Second, it raises the question of whether this was a habitual way of dealing with problems. Since this had been done at Audi for years and then spread to Volkswagen, you get the feeling this was something that they had done before, despite denials from Volkswagen insisting that this was a few rogue engineers. But it really seems to be something that was habitual.

Clairmont: A chapter of your book is called “Justice.” Where do things stand now with the company and its management?

Ewing: I'm fairly critical of [how little has changed] in the book. Basically, Martin Winterkorn, the former CEO, resigned. And then a whole bunch of mid-level people were disciplined or fired or suspended. But the current chief executive, Matthias Müller, was very involved in engine development for the last decade, and he's still running the company. The chairman of the supervisory board, Hans Dieter Pötsch, was the chief financial officer of Volkswagen throughout the whole period of the cheating. He's only gotten promoted as a result of the whole thing.
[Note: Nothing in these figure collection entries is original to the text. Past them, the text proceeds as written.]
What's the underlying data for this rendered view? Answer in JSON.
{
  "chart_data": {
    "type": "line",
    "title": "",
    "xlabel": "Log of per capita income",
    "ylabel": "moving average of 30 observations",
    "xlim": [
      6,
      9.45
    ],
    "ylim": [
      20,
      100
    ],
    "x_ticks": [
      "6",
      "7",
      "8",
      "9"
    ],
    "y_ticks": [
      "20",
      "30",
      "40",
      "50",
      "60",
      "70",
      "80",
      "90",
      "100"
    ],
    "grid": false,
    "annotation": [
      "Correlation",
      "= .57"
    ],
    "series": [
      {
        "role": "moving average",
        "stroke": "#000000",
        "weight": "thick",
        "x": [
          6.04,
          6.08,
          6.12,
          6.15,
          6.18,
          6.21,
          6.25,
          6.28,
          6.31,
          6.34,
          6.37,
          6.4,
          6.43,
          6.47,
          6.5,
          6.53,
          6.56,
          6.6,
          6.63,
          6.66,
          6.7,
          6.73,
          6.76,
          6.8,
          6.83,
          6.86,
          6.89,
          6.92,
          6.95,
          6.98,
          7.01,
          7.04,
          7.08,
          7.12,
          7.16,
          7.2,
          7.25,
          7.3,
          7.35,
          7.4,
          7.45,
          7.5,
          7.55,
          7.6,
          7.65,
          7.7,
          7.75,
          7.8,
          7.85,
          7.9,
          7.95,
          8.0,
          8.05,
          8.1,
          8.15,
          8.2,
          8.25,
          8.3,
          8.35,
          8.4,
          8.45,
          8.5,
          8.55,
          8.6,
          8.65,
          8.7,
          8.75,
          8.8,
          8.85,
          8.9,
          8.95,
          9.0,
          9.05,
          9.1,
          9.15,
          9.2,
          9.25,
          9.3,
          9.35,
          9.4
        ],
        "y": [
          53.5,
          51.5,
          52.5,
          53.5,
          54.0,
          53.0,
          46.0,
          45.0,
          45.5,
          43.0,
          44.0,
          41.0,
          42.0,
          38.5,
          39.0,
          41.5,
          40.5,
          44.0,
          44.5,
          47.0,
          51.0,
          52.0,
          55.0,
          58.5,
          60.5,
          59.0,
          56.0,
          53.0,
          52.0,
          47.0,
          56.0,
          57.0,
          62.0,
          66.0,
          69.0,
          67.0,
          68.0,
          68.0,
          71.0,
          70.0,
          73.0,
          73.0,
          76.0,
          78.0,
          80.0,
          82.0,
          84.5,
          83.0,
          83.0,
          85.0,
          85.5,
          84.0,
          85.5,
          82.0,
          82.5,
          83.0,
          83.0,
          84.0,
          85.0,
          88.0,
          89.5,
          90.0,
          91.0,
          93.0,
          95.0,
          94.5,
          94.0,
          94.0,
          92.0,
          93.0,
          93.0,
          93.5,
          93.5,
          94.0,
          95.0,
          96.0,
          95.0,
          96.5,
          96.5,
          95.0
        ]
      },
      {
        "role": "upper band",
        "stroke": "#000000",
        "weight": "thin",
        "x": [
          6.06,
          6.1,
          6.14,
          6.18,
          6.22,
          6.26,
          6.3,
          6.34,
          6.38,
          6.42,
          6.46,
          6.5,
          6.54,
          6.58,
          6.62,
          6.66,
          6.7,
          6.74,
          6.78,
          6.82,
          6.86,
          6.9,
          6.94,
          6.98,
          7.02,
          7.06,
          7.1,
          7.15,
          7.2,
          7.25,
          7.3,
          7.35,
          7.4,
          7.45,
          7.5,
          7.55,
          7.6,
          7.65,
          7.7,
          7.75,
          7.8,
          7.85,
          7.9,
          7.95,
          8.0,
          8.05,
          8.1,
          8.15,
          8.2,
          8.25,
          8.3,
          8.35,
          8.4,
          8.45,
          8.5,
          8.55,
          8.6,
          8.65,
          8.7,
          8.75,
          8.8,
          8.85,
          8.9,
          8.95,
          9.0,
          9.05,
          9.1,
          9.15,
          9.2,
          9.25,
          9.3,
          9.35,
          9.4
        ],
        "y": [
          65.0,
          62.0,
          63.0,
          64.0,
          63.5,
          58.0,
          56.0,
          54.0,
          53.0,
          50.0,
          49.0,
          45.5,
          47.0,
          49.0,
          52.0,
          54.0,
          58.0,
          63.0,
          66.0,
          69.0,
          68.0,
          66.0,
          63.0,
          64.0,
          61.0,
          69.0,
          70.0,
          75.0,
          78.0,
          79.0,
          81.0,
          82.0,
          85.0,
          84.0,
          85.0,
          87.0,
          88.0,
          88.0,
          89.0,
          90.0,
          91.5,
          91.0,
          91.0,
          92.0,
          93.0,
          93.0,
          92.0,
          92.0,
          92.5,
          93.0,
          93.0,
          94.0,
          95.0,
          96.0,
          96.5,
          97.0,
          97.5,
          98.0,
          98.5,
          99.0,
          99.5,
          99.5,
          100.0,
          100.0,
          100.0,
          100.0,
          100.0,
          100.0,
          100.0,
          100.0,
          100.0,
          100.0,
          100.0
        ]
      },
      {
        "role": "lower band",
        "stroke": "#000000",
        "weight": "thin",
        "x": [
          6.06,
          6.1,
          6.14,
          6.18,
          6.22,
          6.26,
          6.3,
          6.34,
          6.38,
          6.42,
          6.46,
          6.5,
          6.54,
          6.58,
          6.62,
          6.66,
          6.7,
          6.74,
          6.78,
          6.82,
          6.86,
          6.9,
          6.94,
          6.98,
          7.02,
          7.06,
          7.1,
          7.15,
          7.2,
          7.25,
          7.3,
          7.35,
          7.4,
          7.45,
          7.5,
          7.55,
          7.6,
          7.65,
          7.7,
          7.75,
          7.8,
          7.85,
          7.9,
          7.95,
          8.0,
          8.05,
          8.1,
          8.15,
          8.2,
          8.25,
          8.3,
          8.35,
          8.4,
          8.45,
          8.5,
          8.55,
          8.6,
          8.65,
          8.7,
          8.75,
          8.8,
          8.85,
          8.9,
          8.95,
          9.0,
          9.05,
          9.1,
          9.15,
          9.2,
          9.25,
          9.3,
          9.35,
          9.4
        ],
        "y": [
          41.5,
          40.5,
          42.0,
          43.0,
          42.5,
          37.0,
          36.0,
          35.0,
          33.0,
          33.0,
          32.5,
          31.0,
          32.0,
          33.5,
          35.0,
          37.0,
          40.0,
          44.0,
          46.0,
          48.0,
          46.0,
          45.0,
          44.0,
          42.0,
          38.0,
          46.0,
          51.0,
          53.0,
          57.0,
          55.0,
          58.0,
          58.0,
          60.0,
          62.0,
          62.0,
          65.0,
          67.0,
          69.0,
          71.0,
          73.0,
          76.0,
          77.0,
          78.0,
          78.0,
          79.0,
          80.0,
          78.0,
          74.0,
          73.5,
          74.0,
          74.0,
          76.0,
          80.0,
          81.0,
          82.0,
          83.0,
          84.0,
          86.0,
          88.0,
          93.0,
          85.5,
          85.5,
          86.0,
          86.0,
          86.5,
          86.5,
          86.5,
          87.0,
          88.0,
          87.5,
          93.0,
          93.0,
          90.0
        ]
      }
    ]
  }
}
It's still really the same group of people who are running the company.

Clairmont: The annual shareholder’s meeting happened recently. What's the latest news on the future of Volkswagen?

Ewing: Basically, they talk a lot about creating a new company culture. But Pötsch, the head of the supervisory board, said the company wasn’t going to release the internal report they’d commissioned from Jones Day, the law firm that they hired for this big internal investigation. Some shareholders are pretty upset about that.

It just shows how this is still an issue more than a year and a half after it first came to light. And it really shouldn't be. With better crisis management they could have put this behind them in six months or so. But they would have had to make a lot more changes than they were willing to.